Current and future studies are planned to help the Tobacco Treatment Program tailor interventions to patients’ specific needs and focus on how to achieve tobacco-cessation goals. Patients are referred to the addiction psychiatrist if theyneed help with other addictions, have comorbid psychiatric conditions, or fail our standard approach with smoking cessation. All patients are seen over a 12-week period for approximately eight 30- to 60-minute sessions. Patients outside our referral area receive assistance by telephone, and medications are sent by mail directly to all patients at no cost. After the first or second visit a nurse contacts all patient prescribed tobacco cessation medication within 2 weeks to check on any side effects and to provide further refills and to helps patients to focus on preparing for a quit date. Even after abstinence is achieved, the patient is followed through long-term appointments for a year to provide relapse prevention support. If relapse occurs, then the team works with the patient to re-enter them into the program to start another quit attempt. Although not every health care procvider is equipped or funded to deliver these types of intensive services, lessons learned from the program are planned to be communicated in different venues as they can be applied to office-based practices, including 4 posters planned to be presented at the annual meeting of the Society of Research on Nicotine and Tobacco (SRNT) in Portland Oregon February 2008.

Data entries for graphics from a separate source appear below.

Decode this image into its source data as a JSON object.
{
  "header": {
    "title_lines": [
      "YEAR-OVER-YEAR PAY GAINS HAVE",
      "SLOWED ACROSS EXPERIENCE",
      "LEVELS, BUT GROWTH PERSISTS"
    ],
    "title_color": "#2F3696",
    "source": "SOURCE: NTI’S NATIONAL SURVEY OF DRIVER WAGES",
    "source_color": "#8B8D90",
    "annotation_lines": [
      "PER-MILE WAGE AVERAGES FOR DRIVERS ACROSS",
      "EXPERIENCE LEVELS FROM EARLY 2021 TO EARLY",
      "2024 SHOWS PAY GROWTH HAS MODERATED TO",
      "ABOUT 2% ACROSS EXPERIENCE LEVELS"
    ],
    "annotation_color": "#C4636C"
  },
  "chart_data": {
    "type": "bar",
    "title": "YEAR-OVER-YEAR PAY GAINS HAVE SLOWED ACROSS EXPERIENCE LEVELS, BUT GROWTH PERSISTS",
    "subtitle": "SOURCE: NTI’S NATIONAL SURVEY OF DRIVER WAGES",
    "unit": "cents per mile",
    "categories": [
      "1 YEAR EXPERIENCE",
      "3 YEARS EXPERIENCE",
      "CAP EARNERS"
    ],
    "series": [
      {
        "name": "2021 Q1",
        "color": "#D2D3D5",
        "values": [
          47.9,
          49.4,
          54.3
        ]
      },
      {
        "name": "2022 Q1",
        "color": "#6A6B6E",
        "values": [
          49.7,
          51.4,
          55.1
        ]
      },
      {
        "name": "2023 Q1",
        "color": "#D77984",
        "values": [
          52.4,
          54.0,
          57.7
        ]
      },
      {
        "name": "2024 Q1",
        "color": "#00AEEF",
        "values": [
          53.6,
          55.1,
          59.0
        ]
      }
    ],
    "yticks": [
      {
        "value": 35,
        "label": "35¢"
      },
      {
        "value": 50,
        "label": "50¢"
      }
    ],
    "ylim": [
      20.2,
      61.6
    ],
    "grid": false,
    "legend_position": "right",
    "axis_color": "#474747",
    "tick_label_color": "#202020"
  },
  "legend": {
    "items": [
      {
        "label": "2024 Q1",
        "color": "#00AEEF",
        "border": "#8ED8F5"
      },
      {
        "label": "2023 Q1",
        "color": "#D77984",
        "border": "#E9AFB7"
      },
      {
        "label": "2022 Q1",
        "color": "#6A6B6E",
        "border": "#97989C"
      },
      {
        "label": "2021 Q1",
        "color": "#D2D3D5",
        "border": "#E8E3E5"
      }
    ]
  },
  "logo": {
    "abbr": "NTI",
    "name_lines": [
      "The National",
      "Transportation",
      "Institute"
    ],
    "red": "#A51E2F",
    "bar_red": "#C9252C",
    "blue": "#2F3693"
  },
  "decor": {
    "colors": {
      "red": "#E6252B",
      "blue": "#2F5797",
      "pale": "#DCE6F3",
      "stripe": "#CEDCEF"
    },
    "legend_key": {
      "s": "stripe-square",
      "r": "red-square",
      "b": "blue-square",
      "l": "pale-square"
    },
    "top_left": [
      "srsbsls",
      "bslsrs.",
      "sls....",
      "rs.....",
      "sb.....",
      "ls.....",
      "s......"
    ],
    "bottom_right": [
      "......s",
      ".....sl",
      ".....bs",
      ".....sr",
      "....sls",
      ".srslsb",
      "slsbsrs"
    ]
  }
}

Finally, About 24% of cancer patients referred to M.D. Anderson are estimated to be smokers or recent quitters within the last 12 months. “Of this group, about half were unable to quit either on their own or with medication even after the diagnosis of cancer. Among these ‘hard core’ smokers, our data shows that about 40% have comorbid psychiatric diagnoses such as anxiety, depression, or insomnia; about 30% have an alcohol use disorder. The Tobacco Treatment Program have recently celebrated its 2 years anniversary and it has so far treated in excess of 1,100 unique patients and about 8,500 treatment visits have been delivered so far. An analysis of data after a year and a half of operations showed a remarkable high quit rate by the end of the 12 weeks of treatment intervention. About 60% of patients who were initially ready to quit (had agreed to fix a quit date) actually did quit. Another 30% of patients who were not quite ready to quit or did not agree to a quit date also managed to quit at the 12 weeks. Our mean quit rate across both groups, at 12 weeks, was 44%. This rate compares favorably with the general rates observed at 8 to 12 weeks in pharmacotherapy studies on smoking cessation with non-cancer motivated volunteers. Moreover, among all smokers who did not quit entirely, we observed a 50% reduction in tobacco use, which is thought and is expected to motivate patients further to get to total cessation. Our hope is that the effectiveness of our program will gain momentum and encourage the development of similar programs in other medical and cancer centers throughout the United States. With some dedicated funding and a good plan in place, this kind of program can be replicated so patient who desperately need to stop using tobacco would get the help they need.

References

Gritz E, Fingeret M, Vidrine D, et al. Successes and failures of the teachable moment: smoking cessation in cancer patients. Cancer. 2006;106:17-27.

Fiore M, Bailey W, Cohen S, et al. Treating Tobacco Use and Dependence. Quick Reference Guide for Clinicians. Rockville, MD: U.S. Department of Health and Human Services.

Public Health Service. October 2000. Go to www.ahrq.gov/path/tobacco.htm.

Thomas S. Smoking cessation part 1: brief interventions. Nurs Stand. 2007;22:47-49.

Shiffman S. Nicotine replacement therapy for smoking cessation in the “real world”. Thorax. 2007;62:930-931.

Stack NM. Smoking cessation: an overview of treatment options with a focus on varenicline. Pharmacotherapy. 2007;27:1550-1557.

Mallin R. Smoking cessation: integration of behavioral and drug therapies. Am Fam Physician. 2002;65:1107-14. Available at www.aafp.org/afp/.

Quitting Smoking: Why to Quit and How to Get Help. National Cancer Institute. 2007. www.cancer.gov/cancertopics/.